Single photons can only have S=1. Elliptically polarized BEAMS must consist of superposition of many photons (I assume at least two).

This is a textbook answer. But I would not be surprised if there are some caveats

No, the spin of a photon is always equal to 1 in units of Planck's constant.

Elliptic polarization simply means that the intensities of the two polarization states aren't equal, it doesn't mean that there aren't exactly two states.

There aren't any caveats and it's not necessary to have a beam. A single photon can have unequal probabilities for being in one of the two states of polarization.

It is easy to show that a circularly polarized photon carries ħ of angular momentum with a specific rotational direction (right or left-handed). However, what about linearly or elliptically polarized light? I will attempt to show that even linearly polarized photons must carry ħ angular momentum with a specific rotational direction (either right or left-handed). We will do a thought experiment. Suppose we imagine a carbon monoxide molecule (CO) isolated in the vacuum with no external forces acting on it. The CO molecule is a simple diatomic molecule with charge separation. One atom has positive charge and the other atom has negative charge. This gives the CO molecule an infrared spectrum which is easy to interpret. The molecule can vibrate and rotate. When it rotates, its rotation is quantized. The first allowed rotational frequency is 115 GHz and this corresponds exactly to ħ angular momentum. The second allowed rotational frequency is 230 GHz, and this corresponds to 2ħ quantized angular momentum. Much higher quantized harmonics of this fundamental rotational frequency are also observed corresponding to larger multiples of ħ.

Suppose a CO molecule is rotating with 2ħ angular momentum. Its rotational axis is designated the Z axis and the rotational direction is right-handed in the positive Z direction. If it emits a photon in the positive Z direction, that photon will be right-handed circularly polarized. The CO molecule loses ħ of right-handed polarized angular momentum and the rotational rate drops from 230 GHz to 115 GHz. There is conservation of angular momentum.

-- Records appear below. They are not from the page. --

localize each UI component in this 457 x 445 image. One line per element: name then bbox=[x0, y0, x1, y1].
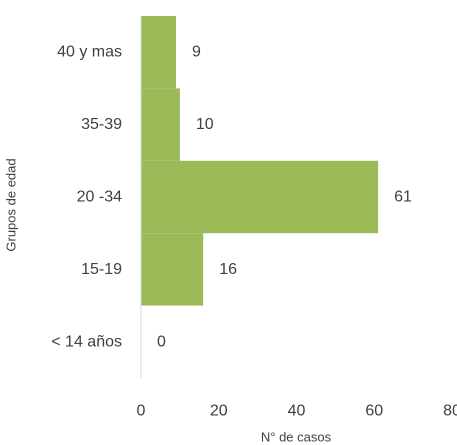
x-tick-label: 40 bbox=[288, 403, 306, 420]
category-label: < 14 años bbox=[51, 333, 122, 350]
data-label: 0 bbox=[157, 333, 166, 350]
bar-4 bbox=[141, 88, 180, 161]
x-tick-labels-group: 0 20 40 60 80 bbox=[137, 403, 457, 420]
y-axis-title: Grupos de edad bbox=[4, 158, 19, 251]
bar-2 bbox=[141, 233, 204, 306]
x-axis-title: N° de casos bbox=[261, 430, 332, 445]
data-labels-group: 0 16 61 10 9 bbox=[157, 44, 412, 351]
category-label: 40 y mas bbox=[57, 44, 122, 61]
data-label: 9 bbox=[192, 44, 201, 61]
data-label: 61 bbox=[394, 189, 412, 206]
x-tick-label: 60 bbox=[365, 403, 383, 420]
x-tick-label: 0 bbox=[137, 403, 146, 420]
bars-group bbox=[141, 16, 379, 306]
category-label: 20 -34 bbox=[77, 189, 122, 206]
x-tick-label: 80 bbox=[443, 403, 457, 420]
data-label: 16 bbox=[219, 261, 237, 278]
category-label: 15-19 bbox=[81, 261, 122, 278]
category-labels-group: < 14 años 15-19 20 -34 35-39 40 y mas bbox=[51, 44, 122, 351]
bar-5 bbox=[141, 16, 176, 89]
category-label: 35-39 bbox=[81, 116, 122, 133]
x-tick-label: 20 bbox=[210, 403, 228, 420]
bar-3 bbox=[141, 160, 379, 234]
data-label: 10 bbox=[196, 116, 214, 133]
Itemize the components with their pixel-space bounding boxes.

Now we will repeat the experiment but the CO molecule with 2ħ angular momentum emits a photon perpendicular to the rotational axis (in the X-Y plane). The CO molecule again loses ħ of right-handed angular momentum, but this time the emitted photon must be linearly polarized in the X-Y plane. A rotating electrical dipole has a specific emission pattern. A rotating dipole must emit circularly polarized photons in the polar direction and linearly polarized photons in the equatorial plane. Elliptical polarized photons are emitted in other directions.

Now we have a problem because the CO molecule must lose ħ of right-handed angular momentum, but the linearly polarized photon does not appear to be carrying any specific rotational direction of angular momentum. However, the linearly polarized photon is carrying ħ of right-handed orbital angular momentum. Orbital angular momentum is present when the wavefront is not perpendicular to the propagation direction.

We can check this by continuing the thought experiment. Suppose there is a mirror which reflects the linearly polarized photon back to the same CO molecule. If the molecule absorbs the photon again, the rotation must increase from 115 GHz to 230 GHz, with the same rotational direction. This is a requirement to conserve angular momentum. Therefore, the linearly polarized photon must impart angular momentum with the correct rotation direction.

A previous answer to this question said, “a single (elliptically polarized) photon can have unequal probabilities for being in one of the two states of polarization.” This is wrong. There must be conservation of angular momentum. Orbital angular momentum solves this problem.